On Friday, students at Emerson Elementary School in Salt Lake City held a rally to encourage parents and drivers to turn off their cars while waiting to pick up their kids at school.

"For this past week, we've been having indoor recesses and we don't like walking the halls because it's just really boring," said Leilani Madrigal, student body president.

The rally came two days after hundreds of clean air activists visited the Utah State Capitol demanding the government do more about Utah's pollution program.

Herbert was out of town during Wednesday's protest, but now he's back in town and working on improving the state's pollution.

"I think people have the right to express themselves and we take the concerns of the public seriously. We're looking for practical, reasonable, rational, legal solutions to the air quality problems," Herbert said.

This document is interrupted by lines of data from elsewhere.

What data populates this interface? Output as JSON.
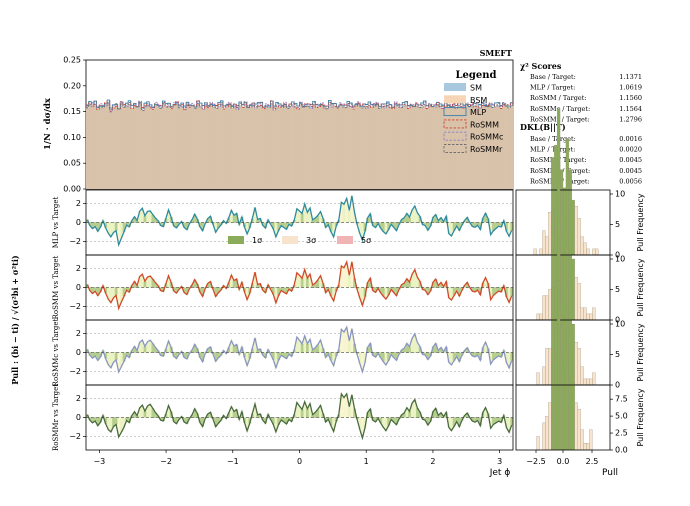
{
  "chart_data": {
    "type": "histogram-with-pull-panels",
    "tag": "SMEFT",
    "main": {
      "ylabel": "1/N · dσ/dx",
      "ylim": [
        0,
        0.25
      ],
      "yticks": [
        "0.00",
        "0.05",
        "0.10",
        "0.15",
        "0.20",
        "0.25"
      ],
      "xlim": [
        -3.2,
        3.2
      ],
      "legend": {
        "title": "Legend",
        "items": [
          {
            "label": "SM",
            "color": "#a8c8e0",
            "style": "fill"
          },
          {
            "label": "BSM",
            "color": "#f5d5b5",
            "style": "fill"
          },
          {
            "label": "MLP",
            "color": "#3a80b0",
            "style": "solid"
          },
          {
            "label": "RoSMM",
            "color": "#d04030",
            "style": "dashed"
          },
          {
            "label": "RoSMMc",
            "color": "#9080c0",
            "style": "dashed"
          },
          {
            "label": "RoSMMr",
            "color": "#707070",
            "style": "dashed"
          }
        ]
      },
      "chi2_title": "χ² Scores",
      "chi2": [
        {
          "label": "Base / Target:",
          "value": "1.1371"
        },
        {
          "label": "MLP / Target:",
          "value": "1.0619"
        },
        {
          "label": "RoSMM / Target:",
          "value": "1.1560"
        },
        {
          "label": "RoSMMc / Target:",
          "value": "1.1564"
        },
        {
          "label": "RoSMMr / Target:",
          "value": "1.2796"
        }
      ],
      "dks_title": "DKL(B||T)",
      "dks": [
        {
          "label": "Base / Target:",
          "value": "0.0016"
        },
        {
          "label": "MLP / Target:",
          "value": "0.0020"
        },
        {
          "label": "RoSMM / Target:",
          "value": "0.0045"
        },
        {
          "label": "RoSMMc / Target:",
          "value": "0.0045"
        },
        {
          "label": "RoSMMr / Target:",
          "value": "0.0056"
        }
      ]
    },
    "pull_ylabel": "Pull : (bi − ti) / √(σ²bi + σ²ti)",
    "sigma_legend": [
      "1σ",
      "3σ",
      "5σ"
    ],
    "sigma_colors": [
      "#8aab5a",
      "#f8e4cc",
      "#f0b4b4"
    ],
    "x_ticks": [
      -3,
      -2,
      -1,
      0,
      1,
      2,
      3
    ],
    "xlabel": "Jet ϕ",
    "pull_hist_xticks": [
      "−2.5",
      "0.0",
      "2.5"
    ],
    "pull_hist_xlabel": "Pull",
    "pull_hist_ylabel": "Pull Frequency",
    "panels": [
      {
        "model": "MLP",
        "color": "#2f8aa0",
        "ylabel": "MLP vs Target",
        "hist_yticks": [
          0,
          5,
          10
        ],
        "hist_ymax": 10
      },
      {
        "model": "RoSMM",
        "color": "#d04a2a",
        "ylabel": "RoSMM vs Target",
        "hist_yticks": [
          0,
          5,
          10
        ],
        "hist_ymax": 10
      },
      {
        "model": "RoSMMc",
        "color": "#8a96c0",
        "ylabel": "RoSMMc vs Target",
        "hist_yticks": [
          0,
          5,
          10
        ],
        "hist_ymax": 10
      },
      {
        "model": "RoSMMr",
        "color": "#4a6a40",
        "ylabel": "RoSMMr vs Target",
        "hist_yticks": [
          0.0,
          2.5,
          5.0,
          7.5
        ],
        "hist_ymax": 9
      }
    ],
    "pull_values": [
      0.3,
      -0.3,
      -0.6,
      -0.4,
      -0.9,
      -0.5,
      0.2,
      -0.6,
      -1.2,
      -1.5,
      -1.0,
      -0.8,
      -2.2,
      -1.6,
      -1.0,
      -0.3,
      -0.5,
      0.2,
      0.6,
      0.2,
      1.1,
      1.4,
      0.7,
      1.2,
      1.3,
      0.9,
      0.5,
      0.2,
      -0.3,
      -0.4,
      0.4,
      1.3,
      0.6,
      -0.4,
      -0.6,
      -0.2,
      0.1,
      -0.5,
      -0.7,
      -0.1,
      0.3,
      0.9,
      0.4,
      -0.5,
      -0.9,
      -0.1,
      0.4,
      0.6,
      -0.2,
      -1.0,
      -0.6,
      -0.3,
      0.2,
      -0.1,
      0.5,
      1.2,
      0.7,
      0.9,
      -0.2,
      0.6,
      -0.5,
      -1.3,
      -0.6,
      0.4,
      1.5,
      0.3,
      0.4,
      -0.3,
      -0.6,
      0.3,
      -0.2,
      -0.7,
      -1.5,
      -0.8,
      -0.3,
      -0.5,
      -0.7,
      -0.2,
      -0.4,
      0.3,
      1.5,
      1.2,
      0.9,
      1.8,
      1.0,
      1.5,
      0.3,
      0.5,
      0.8,
      1.2,
      0.4,
      -0.5,
      -0.2,
      -0.9,
      -1.5,
      -0.4,
      0.3,
      2.3,
      2.0,
      2.5,
      1.2,
      2.6,
      1.0,
      -0.2,
      -1.2,
      -2.0,
      -1.0,
      0.5,
      0.9,
      -0.3,
      -0.5,
      -0.1,
      -0.6,
      -1.0,
      -1.3,
      -0.8,
      -0.2,
      -0.5,
      -0.8,
      -0.2,
      0.3,
      0.5,
      1.0,
      0.6,
      1.4,
      1.8,
      1.0,
      0.6,
      -0.2,
      -0.3,
      -0.8,
      -0.4,
      0.6,
      0.9,
      0.2,
      0.5,
      0.1,
      0.6,
      -1.1,
      -1.4,
      -0.9,
      -0.4,
      -0.9,
      -0.3,
      0.2,
      0.5,
      0.0,
      -0.4,
      -0.5,
      -0.3,
      -0.8,
      0.5,
      1.0,
      0.4,
      -1.2,
      -0.8,
      -0.6,
      -0.4,
      -0.5,
      0.2,
      -1.0,
      -1.5,
      -0.8
    ],
    "main_values": [
      0.158,
      0.163,
      0.16,
      0.165,
      0.155,
      0.16,
      0.158,
      0.162,
      0.166,
      0.15,
      0.158,
      0.161,
      0.154,
      0.165,
      0.159,
      0.16,
      0.164,
      0.157,
      0.162,
      0.158,
      0.166,
      0.153,
      0.16,
      0.162,
      0.158,
      0.155,
      0.163,
      0.16,
      0.157,
      0.164,
      0.159,
      0.161,
      0.156,
      0.162,
      0.165,
      0.158,
      0.16,
      0.154,
      0.163,
      0.159,
      0.161,
      0.157,
      0.166,
      0.16,
      0.155,
      0.162,
      0.158,
      0.163,
      0.16,
      0.157,
      0.161,
      0.164,
      0.156,
      0.16,
      0.163,
      0.158,
      0.16,
      0.155,
      0.162,
      0.159,
      0.165,
      0.157,
      0.16,
      0.162,
      0.158,
      0.161,
      0.163,
      0.156,
      0.16,
      0.159,
      0.166,
      0.154,
      0.161,
      0.16,
      0.158,
      0.163,
      0.157,
      0.16,
      0.162,
      0.159,
      0.156,
      0.164,
      0.158,
      0.161,
      0.16,
      0.157,
      0.163,
      0.159,
      0.16,
      0.162,
      0.158,
      0.156,
      0.165,
      0.159,
      0.161,
      0.157,
      0.162,
      0.16,
      0.158,
      0.163,
      0.16,
      0.156,
      0.161,
      0.164,
      0.158,
      0.16,
      0.157,
      0.162,
      0.159,
      0.161,
      0.163,
      0.157,
      0.16,
      0.158,
      0.162,
      0.159,
      0.156,
      0.164,
      0.16,
      0.158,
      0.161,
      0.163,
      0.157,
      0.16,
      0.159,
      0.162,
      0.158,
      0.16,
      0.164,
      0.157,
      0.161,
      0.159,
      0.16,
      0.163,
      0.158,
      0.156,
      0.162,
      0.16,
      0.159,
      0.161,
      0.157,
      0.163,
      0.16,
      0.158,
      0.162,
      0.159,
      0.16,
      0.161,
      0.158,
      0.157,
      0.163,
      0.16,
      0.159,
      0.162,
      0.158,
      0.16,
      0.161,
      0.157,
      0.163,
      0.16,
      0.158,
      0.162
    ]
  }
}
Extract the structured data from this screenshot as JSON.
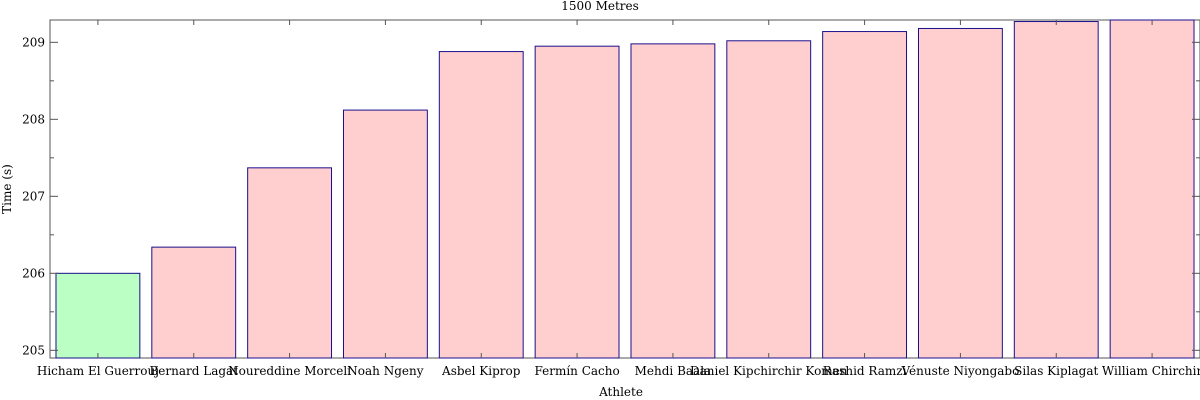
{
  "chart_data": {
    "type": "bar",
    "title": "1500 Metres",
    "xlabel": "Athlete",
    "ylabel": "Time (s)",
    "categories": [
      "Hicham El Guerrouj",
      "Bernard Lagat",
      "Noureddine Morceli",
      "Noah Ngeny",
      "Asbel Kiprop",
      "Fermín Cacho",
      "Mehdi Baala",
      "Daniel Kipchirchir Komen",
      "Rashid Ramzi",
      "Vénuste Niyongabo",
      "Silas Kiplagat",
      "William Chirchir"
    ],
    "values": [
      206.0,
      206.34,
      207.37,
      208.12,
      208.88,
      208.95,
      208.98,
      209.02,
      209.14,
      209.18,
      209.27,
      209.29
    ],
    "highlight_index": 0,
    "ylim": [
      204.9,
      209.29
    ],
    "yticks": [
      205,
      206,
      207,
      208,
      209
    ],
    "grid": false,
    "colors": {
      "highlight_fill": "#bbffc4",
      "bar_fill": "#ffcfcf",
      "bar_stroke": "#1a0f8c",
      "frame": "#555555"
    }
  }
}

If Twitter is any indication, the Governor's Office is paying attention. They posted several tweets Friday morning about clean air, from "Poor air quality is unacceptable. It's time for a cultural change..." to "All options will be considered (if feasible, actually improves air quality, and the State has legal authority and financial means)."

Herbert says his focus isn't on regulations so much as on the responsibility of individual drivers.

"It's been very easy for everyone to think, 'It's someone else's problem and not my own. I'm not the culprit,' and we point at industry as the culprit but industry contributes just 15 percent. It's really not a large number," Herbert said.

Most policy initiatives thus far have been voluntary, though the state has issued a no-idle policy for its own vehicles and has purchased more natural gas vehicles.

The Governor says he's confident Utah's air will be improved in the next couple years.